Quem consegue chegar até lá já é por definição um vencedor. Vejamos o caso de Geraldo Alckmin, a quem se atribui a posse do troféu “dano irreparável” caso o eleitor não lhe dê amanhã uma chance de concorrer na final de 26 de outubro com Marta Suplicy.

Se terminar beirando os 20% como prevêem as pesquisas, na sua condição de vivente alimentado a votos, o tucano terá muito mais do que teria se tivesse ficado quieto no aguardo da legenda do PSDB para concorrer ao governo de São Paulo em 2010.

Exibiu-se teimoso, maculou a imagem de bom moço, passou a campanha às tontas sem saber direito qual história deveria contar no palanque, mas se exibiu. De todo modo está na boca do povo.

Contra isso há o argumento de que, sem a vaga no segundo turno, terá perdido a batalha interna para o governador José Serra. Além de uma meia-verdade, a assertiva parte de uma premissa falsa, pois Geraldo Alckmin nunca teve nem disputou a supremacia da influência na máquina do PSDB.

Nas duas vezes em que bateu de frente com Serra o confronto não chegou a se realizar. Em 2006, o então prefeito queria ser candidato a presidente, mas resolveu pular fora por avaliar que corria o risco de repetir 2002, quando ignorou as resistências, foi abandonado por sessões inteiras do partido e terminou vítima da teimosia e do excesso de confiança nos índices das pesquisas.

Em 2008, Serra poderia ter enfrentado Alckmin na convenção do PSDB e ganhado com as mesmas armas que levaram Gilberto Kassab do ostracismo à ante-sala do time de estrelas da política. Mas o custo seria enorme: ficaria com a fatura do “racha”, contrataria novos obstáculos internos e prejudicaria a “naturalidade” da construção da futura candidatura presidencial.

Geraldo Alckmin conseguiu se impor duas vezes sem medir forças, só contando com a prudência estratégica do adversário.

Portanto, ganhou mais do que se tivesse ido para casa depois de deixar o governo de São Paulo, ficando à espera do que dificilmente viria. O entendimento com o grupo do governador, como se vê pelos termos em que se expõem essas relações, era a aposta menos rentável no campo das probabilidades.

Alckmin investiu muito além da medida de seus atributos - basicamente, dois: a condição de herdeiro de Mário Covas e uma suposta “predestinação” ao sucesso - e nem de longe pode dar-se por insatisfeito com a colheita.

Na pior das hipóteses, depois de amanhã terá atrás de si a cúpula do tucanato a reverenciar o valor de seu apoio. Na melhor, será dono de um passaporte ao paraíso.

A respeito de Kassab, sequer cabe análise nesse panorama visto sob a ótica das derrotas de cada um, porque seus ganhos são óbvios demais para quem entrou nessa quase por acaso, praticamente empurrado pelo então presidente do PFL, Jorge Bornhausen, para a vice de José Serra na municipal de 2004.

Marta Suplicy também está plenamente credenciada a participar do jogo do contente, mesmo que a maré do favoritismo vire no segundo turno e ela fique sem a prefeitura e, talvez, até sem a possibilidade de voltar ao ministério.

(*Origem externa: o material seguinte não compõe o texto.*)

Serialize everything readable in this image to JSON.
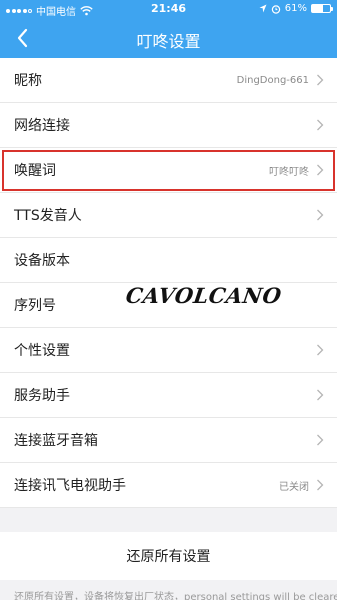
{
  "status_bar": {
    "carrier": "中国电信",
    "time": "21:46",
    "battery_text": "61%",
    "battery_level": 0.61,
    "signal_bars": 4
  },
  "nav": {
    "title": "叮咚设置",
    "back_icon": "chevron-left-icon"
  },
  "settings": {
    "nickname": {
      "label": "昵称",
      "value": "DingDong-661"
    },
    "network": {
      "label": "网络连接"
    },
    "wake_word": {
      "label": "唤醒词",
      "value": "叮咚叮咚"
    },
    "tts_voice": {
      "label": "TTS发音人"
    },
    "device_version": {
      "label": "设备版本"
    },
    "serial_number": {
      "label": "序列号"
    },
    "personal": {
      "label": "个性设置"
    },
    "service_assistant": {
      "label": "服务助手"
    },
    "bluetooth_speaker": {
      "label": "连接蓝牙音箱"
    },
    "tv_assistant": {
      "label": "连接讯飞电视助手",
      "value": "已关闭"
    }
  },
  "reset": {
    "label": "还原所有设置"
  },
  "footer_text": "还原所有设置，设备将恢复出厂状态，personal settings will be cleared",
  "watermark": "CAVOLCANO",
  "colors": {
    "header": "#3ea4f0",
    "highlight": "#d8332c"
  }
}
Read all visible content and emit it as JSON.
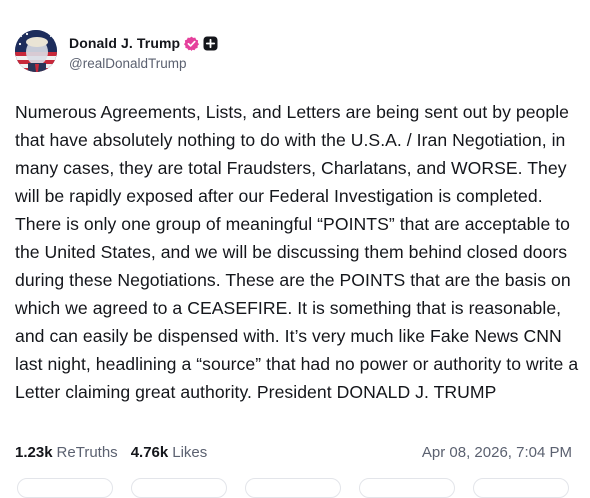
{
  "author": {
    "display_name": "Donald J. Trump",
    "handle": "@realDonaldTrump",
    "verified_badge_color": "#e5409c",
    "follow_icon": "plus-square-icon"
  },
  "post": {
    "text": "Numerous Agreements, Lists, and Letters are being sent out by people that have absolutely nothing to do with the U.S.A. / Iran Negotiation, in many cases, they are total Fraudsters, Charlatans, and WORSE. They will be rapidly exposed after our Federal Investigation is completed. There is only one group of meaningful “POINTS” that are acceptable to the United States, and we will be discussing them behind closed doors during these Negotiations. These are the POINTS that are the basis on which we agreed to a CEASEFIRE. It is something that is reasonable, and can easily be dispensed with. It’s very much like Fake News CNN last night, headlining a “source” that had no power or authority to write a Letter claiming great authority. President DONALD J. TRUMP"
  },
  "stats": {
    "retruths_count": "1.23k",
    "retruths_label": "ReTruths",
    "likes_count": "4.76k",
    "likes_label": "Likes"
  },
  "timestamp": "Apr 08, 2026, 7:04 PM",
  "actions": [
    "reply-button",
    "retruth-button",
    "like-button",
    "share-button",
    "more-button"
  ]
}
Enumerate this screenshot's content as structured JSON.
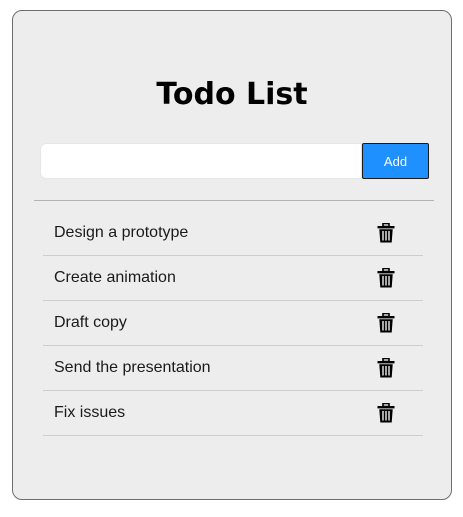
{
  "app": {
    "title": "Todo List"
  },
  "form": {
    "input_value": "",
    "input_placeholder": "",
    "add_label": "Add"
  },
  "todos": [
    {
      "text": "Design a prototype",
      "icon": "trash-icon"
    },
    {
      "text": "Create animation",
      "icon": "trash-icon"
    },
    {
      "text": "Draft copy",
      "icon": "trash-icon"
    },
    {
      "text": "Send the presentation",
      "icon": "trash-icon"
    },
    {
      "text": "Fix issues",
      "icon": "trash-icon"
    }
  ],
  "colors": {
    "accent": "#1e90ff",
    "card_background": "#ededed",
    "icon": "#000000"
  }
}
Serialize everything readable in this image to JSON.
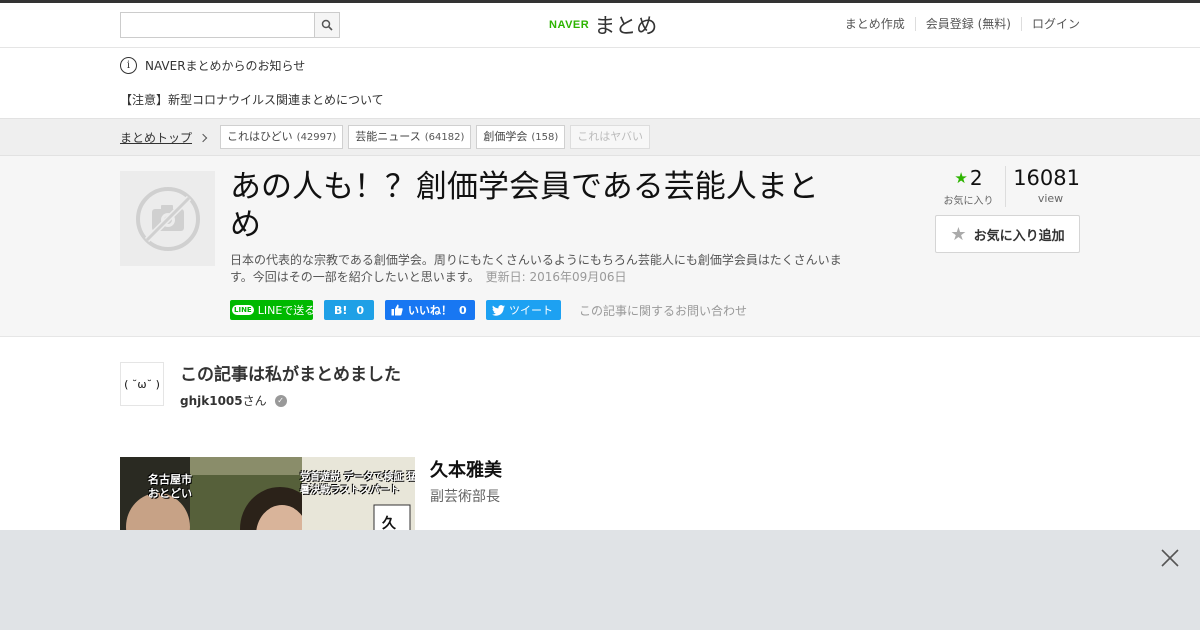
{
  "header": {
    "search": {
      "value": "",
      "placeholder": ""
    },
    "logo_brand": "NAVER",
    "logo_text": "まとめ",
    "links": [
      "まとめ作成",
      "会員登録 (無料)",
      "ログイン"
    ]
  },
  "notice": {
    "label": "NAVERまとめからのお知らせ",
    "item": "【注意】新型コロナウイルス関連まとめについて"
  },
  "category_bar": {
    "breadcrumb": "まとめトップ",
    "tags": [
      {
        "label": "これはひどい",
        "count": "(42997)"
      },
      {
        "label": "芸能ニュース",
        "count": "(64182)"
      },
      {
        "label": "創価学会",
        "count": "(158)"
      },
      {
        "label": "これはヤバい",
        "count": ""
      }
    ]
  },
  "article": {
    "title": "あの人も！？創価学会員である芸能人まとめ",
    "description": "日本の代表的な宗教である創価学会。周りにもたくさんいるようにもちろん芸能人にも創価学会員はたくさんいます。今回はその一部を紹介したいと思います。",
    "updated": "更新日: 2016年09月06日",
    "share": {
      "line": "LINEで送る",
      "line_badge": "LINE",
      "hatena_logo": "B!",
      "hatena_count": "0",
      "facebook": "いいね！",
      "facebook_count": "0",
      "twitter": "ツイート"
    },
    "contact": "この記事に関するお問い合わせ",
    "favorites": {
      "count": "2",
      "label": "お気に入り"
    },
    "views": {
      "count": "16081",
      "label": "view"
    },
    "favorite_button": "お気に入り追加"
  },
  "author": {
    "heading": "この記事は私がまとめました",
    "avatar_text": "( ˘ω˘ )",
    "name": "ghjk1005",
    "suffix": "さん"
  },
  "item": {
    "name": "久本雅美",
    "role": "副芸術部長",
    "caption_left": "名古屋市 おとどい",
    "caption_top": "党首遊説 データで検証 猛暑決戦ラストスパート",
    "caption_right": "久"
  },
  "colors": {
    "naver_green": "#2db400",
    "line_green": "#00b900",
    "hatena_blue": "#1fa0e6",
    "facebook_blue": "#1877f2",
    "twitter_blue": "#1da1f2",
    "ad_background": "#e0e3e6"
  },
  "icons": [
    "search-icon",
    "info-icon",
    "chevron-right-icon",
    "no-image-icon",
    "star-icon",
    "verified-icon",
    "close-icon"
  ]
}
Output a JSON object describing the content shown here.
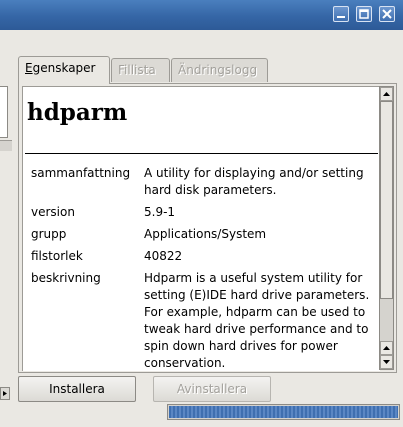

No cenário de deserto de nomes do PT para enfrentar Serra na preliminar em curso, Marta já fez um bonito danado. Carregou o partido na ponta das preferências a campanha toda e mostrou que, não obstante a rejeição quase matadora, é senhora de vários milhões de votos.

Perdendo, põe esse capital num belo estandarte, dá argumento para o PT paulista pôr em movimento a articulação de sua candidatura para governadora ou presidente em 2010 e ainda contará com a vantagem de se livrar de experiências já vividas.

Digamos que hoje interesse muito mais a Marta Suplicy uma disputa bem travada do que um resultado que a prenda às obrigações de ser prefeita. Se não conseguir ganhar, ainda assim o PT lhe será devedor, pois sem ela hoje muito provavelmente estaria fora da competição em São Paulo.

Se juntarmos a isso a posição lamentável do candidato do partido no Rio e a anulação da identidade petista em Belo Horizonte, enxergamos com nitidez a dimensão do serviço que Marta Suplicy - perdendo ou ganhando - prestou ao PT pelo simples fato de ser candidata.

E, por que não dizer, a si - por motivos quase iguais aos de Alckmin, guardadas todas as diferenças -, por renovar o patrimônio imobilizado desde a derrota de quatro anos atrás, e ao presidente Lula.

Com toda sua popularidade, ele não pôde circular à vontade na segunda e na terceira maiores cidades do País por conta da insuficiência de desempenho do PT. Na primeira, conseguiu fazer o papel de grande cabo eleitoral graças a Marta.

Contas pagas, no segundo turno, porém, a história será outra. Lula vai calibrar sua presença: nem tão perto que seja obrigado a dividir a derrota nem tão longe que fique impedido de repartir a vitória.

A desmoralização do voto


Villas-Bôas Corrêa
DEU NO JORNAL DO BRASIL


Ufa! Terminou o calvário do patusco vexame do milionário horário eleitoral gratuito do primeiro turno, em rede nacional de rádio e emissoras de TV. O distinto público mandou o seu recado à violência que impõe a opção entre desligar o botão ou submeter-se ao suplício, com os baixos níveis de audiência que registram no Rio uma queda de 17% de aparelhos ligados nas transmissões da tarde e de 12% nas noturnas.

Mais do que a relativa modéstia dos tombos, a grande lição que entra pelos olhos, ferve na indignação e adverte para o ridículo a que se expõe a maltratada democracia é endereçada ao Congresso – dos presidentes do Senado e da Câmara, aos líderes de partidos e aos 81 senadores e 513 deputados.

Se o conceito do Legislativo anda aos trambolhões, creio que este é o momento exato para o apelo ao instinto de sobrevivência dos profissionais e dos aventureiros que desfrutam os privilégios de um dos melhores empregos do mundo, em que se cruza o mínimo de tarefas na semana de três dias úteis.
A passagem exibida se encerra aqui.